Gift zu mischen ist ein geringeres Verbrechen, denn schlechte Prosa zu schreiben. Stimmt, wenn man das Gift nicht verabreicht. Es sei denn, man tut's satirisch mit einem verbalen Toxin.

Ich bin ein Freund der Londoner Tafeln. Die gescheiten Leute hören da nie zu, und die Dummen ergreifen nie das Wort. Schön wäre ja Letzteres.

Es ist erstaunlich, welche Schleichwege man heute geht, um hinter unserem Rücken Dinge zu sagen, die völlig wahr sind. Trotzdem schaue man hin und wieder nach hinten, um zu sehen und zu erkennen, wer da wieder intrigant herumwuselt.

Eine Frage ist nie eigentlich indiskret, die Antwort ist es zuweilen. Gleichwohl sei man zurückhaltend mit dieser Fragerei, die sehr bald in ein Verhör ausarten könnte.

Wagners Musik ziehe ich jeder anderen Musik vor. Sie ist so lärmend, dass man die ganze Zeit über sich laut unterhalten kann, ohne dass die anderen verstehen, was man sagt. Dazu nur noch Karl Marx: Bayreuther Narrenfest des Staatsmusikanten Wagner.


Kommentare (1)

Pirmin Meier am 29.10.2021 12:22

Oscar Wilde, der Jahrhundertpoet, an den Valentin verdienstvoll erinnert, gehört zu den genialischen Aphoristikern, von denen wir in der Schweiz nicht viele haben. Unter den Landsleuten seit Anbeginn gehören ab dem 19. Jahrhundert Hilty und im 20. Ludwig Hohl meines Erachtens zu den mit grösstem Gewinn lesbaren Klassikern. Der in Zürich begrabene Elias Canetti hat sich noch nachträglich "von aussen" dazugesellt.
Oscar Wilde ist aber zweifelsohne der speziellste, und was Valentin einschätzungsweise anmerkt, ohne dem unvergleichlichen Oscar Wilde mit seinen Kommentaren das Wasser abgraben zu wollen, stimmt grundsätzlich.
Nicht zu vergessen ist in Sachen Moral, Ethik und Moralismus, dass Wilde noch zu den Altschwulen gehörte, also zu denjenigen, die im Rahmen dieses Themas diskret bleiben mussten, nach dem Motto "Zensur verfeinert den Stil".
Wie auch immer, seine Bemerkungen wider den Moralismus gelten auch heute. Nicht wenige seiner Aphorismen würde ich ohne wenn und aber stehen lassen. Er ist einer der genialsten Autoren der letzten 150 Jahre.
Unter den Aphorismen schreibenden Frauen schätze ich Marie von Ebner-Eschenbach seit über 50 Jahren am meisten.

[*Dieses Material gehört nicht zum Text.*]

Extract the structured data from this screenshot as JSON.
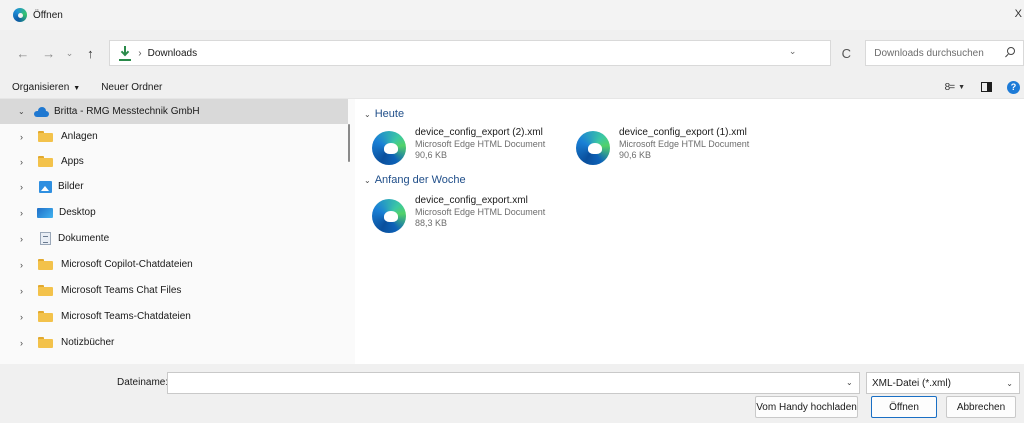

Sie gibt indes zu bedenken: "Der Aphorismus steht am Ende einer langen Gedankenkette." Muss also mit Kontext versehen werden, was Valentin im Prinzip übrigens macht, wenn auch weniger auf den Autor bezogen. Christian Morgenstern, in "Stufen" usw., ebenfalls Meister des Aphorismus, gibt noch zu bedenken: "Ein Aphorismus ist nur für einen - situativ passenden (P.M.) - Augenblick wahr."

Zu ergänzen bleibt, dass der Begriff auf Hippokrates zurückgeht und dort als kurzer, der Gesundheit dienender Merksatz zu verstehen ist, also mit therapeutischer Funktion. Über die Aphorismen des Hippokrates hielt Paracelsus zur Zeit der Hundstage 1527 in Basel eine Vorlesung. Das mit den Hundstagen ist deswegen von Bedeutung, weil ihm die Hörsäle der Universität nur zur Ferienzeit offen standen, weil die Fakultät seinen nicht ausgewiesenen Doktortitel nicht akzeptierte. Er war übrigens vom Geschlecht her nach heutigem Wissen ein "Transgender", worauf auch Erich Langjahrs neuester, noch nicht gestarteter, aber am ZH Festival bereits gezeigter Film "Paracelsus - Ein Landschaftsessay" zurückkommt.

PS. Grosse Verdienste für die Rezeption des Sprachkünstlers Oscar Wilde hat sich im übrigen der in der nordwestlichen Deutschschweiz beheimatete Autor Otto Höschle, wie Valentin Trentin und ich Mitglied des Innerschweizer Schriftstellerinnen- und Schriftstellervereins, erworben, und zwar durch seine einprägsam zu lesenden ausdrucksstarken Übersetzungen von Oscar Wildes Lyrik.